Are you ready to be anywhere other than at home? For many Americans, the pandemic has caused pent up demand for travel over the course of the past year. As people start feeling more safe to resume domestic and international travel, it will be important to avoid the ever-evolving travel scams that tend to increase over the summer.
Rentals and lodging
If you’re considering traveling somewhere and need a place to stay, consider established hotels and resorts as the most reliable option. Alternatively, be sure to thoroughly research any third-party rental options to ensure the place is legitimate and that you are protected if something goes wrong. Websites like Airbnb will have profile and property reviews you can check out when making your decision. The last thing you want is to show up and realize the rental doesn’t exist or is not as described.
Too good to be true
If you receive an email or phone call informing you that you’ve won a vacation package, consider whether you even entered a contest or not. This is one of the oldest scams in the book. You can’t win a prize for a contest you didn’t enter. Additionally, if you need to submit personal or payment information to receive your prize, this is a huge red flag. Sometimes this scam is presented as a cheap vacation package that sounds too good to be true. You can often find out whether an offer is legitimate or not with a simple online search. Paying a little more for the vacation of your dreams is better than spending a bunch of money on a fake trip.
Pickpocketing or theft
Depending where you travel, tourists can be a target for pickpockets and thieves. Because a traveler’s surroundings may be unfamiliar, their guard could be down or they might be carrying more personal information than they normally would. It’s important to be conscious of what you are bringing with you and how accessible it is. Over-the-shoulder bags or backpacks with locking zippers can help keep your belongings safe as you navigate new destinations. Some backpacks even have security zippers where you have to fully remove the pack to even access and open the zipper. Researching common trends for protecting your personal items can be a good place to start when planning what to bring.
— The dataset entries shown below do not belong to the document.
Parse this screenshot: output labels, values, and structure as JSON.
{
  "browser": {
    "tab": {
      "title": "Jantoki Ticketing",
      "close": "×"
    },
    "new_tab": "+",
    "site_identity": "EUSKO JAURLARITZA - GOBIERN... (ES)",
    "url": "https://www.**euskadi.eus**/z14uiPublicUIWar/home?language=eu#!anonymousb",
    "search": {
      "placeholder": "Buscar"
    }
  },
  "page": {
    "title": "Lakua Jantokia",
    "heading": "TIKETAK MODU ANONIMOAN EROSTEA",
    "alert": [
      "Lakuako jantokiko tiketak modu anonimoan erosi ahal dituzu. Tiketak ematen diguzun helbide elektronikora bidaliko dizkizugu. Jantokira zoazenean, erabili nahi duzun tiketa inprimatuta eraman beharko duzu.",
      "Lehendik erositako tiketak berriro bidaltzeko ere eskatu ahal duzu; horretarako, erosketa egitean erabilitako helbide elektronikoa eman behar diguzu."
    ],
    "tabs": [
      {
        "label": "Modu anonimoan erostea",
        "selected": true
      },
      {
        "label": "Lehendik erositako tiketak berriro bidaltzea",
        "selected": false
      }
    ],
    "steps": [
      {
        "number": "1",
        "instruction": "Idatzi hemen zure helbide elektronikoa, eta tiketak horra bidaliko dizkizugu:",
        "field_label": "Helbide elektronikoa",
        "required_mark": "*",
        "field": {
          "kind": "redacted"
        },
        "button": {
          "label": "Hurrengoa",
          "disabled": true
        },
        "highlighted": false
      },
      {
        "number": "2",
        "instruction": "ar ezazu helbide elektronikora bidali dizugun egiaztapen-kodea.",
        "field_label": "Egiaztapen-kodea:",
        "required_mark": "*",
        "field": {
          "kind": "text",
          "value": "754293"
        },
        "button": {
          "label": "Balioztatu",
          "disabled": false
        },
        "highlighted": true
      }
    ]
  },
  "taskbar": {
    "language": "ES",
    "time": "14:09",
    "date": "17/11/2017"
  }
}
International driving permits
Several online scams target travelers with fake permits to drive in other countries. When traveling internationally, you can apply for an international driving permit (IDP) through the American Automobile Association (AAA) or the American Automobile Touring Alliance (AATA) for less than $20. These permits help with international travel by translating your driver’s license into foreign languages so it can be easily understood while you are abroad. Scammers will offer fake versions they send by mail with a simple payment (often much more than $20) that they often falsely claim can also serve other ID purposes.
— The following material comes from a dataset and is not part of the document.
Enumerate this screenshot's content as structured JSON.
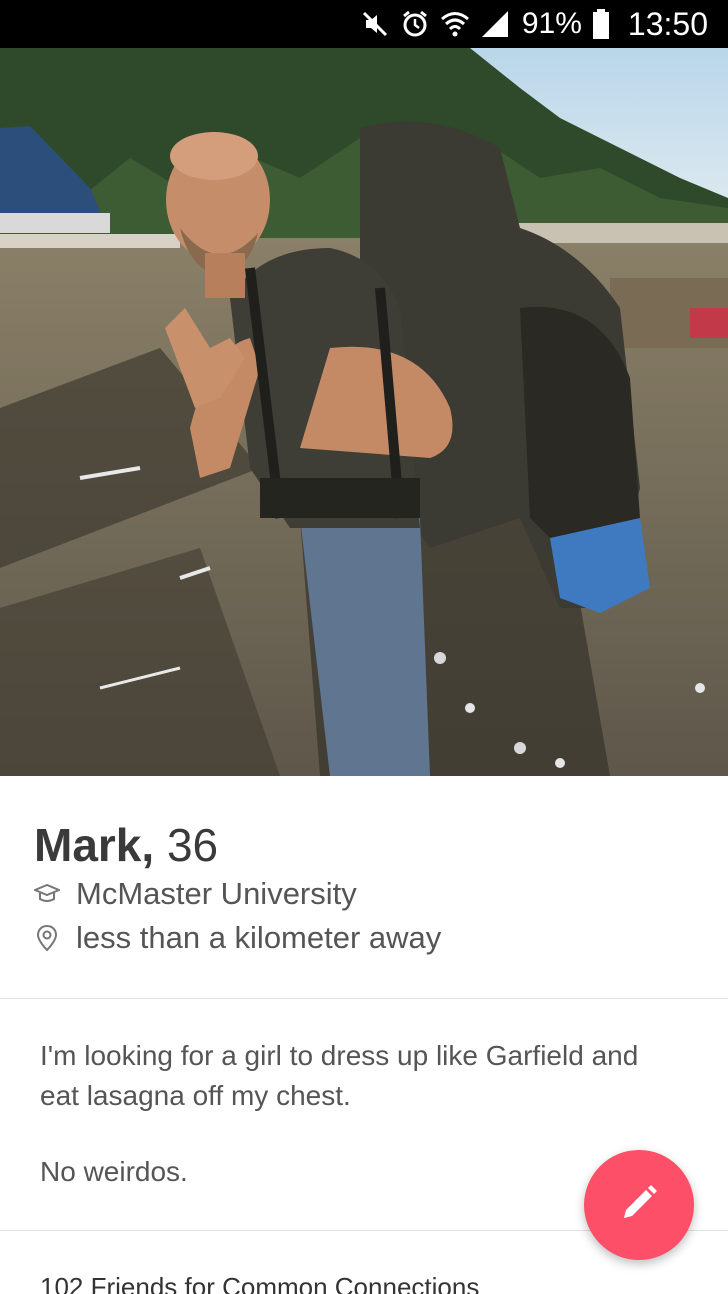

While there have not been any requirements implemented for Covid-19 passports in order to travel domestically or internationally, scammers have already started selling fake vaccine passports or vaccine ID cards online. These are being marketed to people who may not want to get vaccinated or as some sort of vaccination ID card to people who have been vaccinated. If you have been vaccinated and think you may need to prove your status, you’ll want to retain the CDC-issued vaccine card that was completed when you received your shot(s). For the most up-to-date information about vaccines and traveling, visit the Federal Aviation Administration (FAA) website at www.faa.gov and the Centers for Disease Control and Prevention (CDC) website at www.cdc.gov.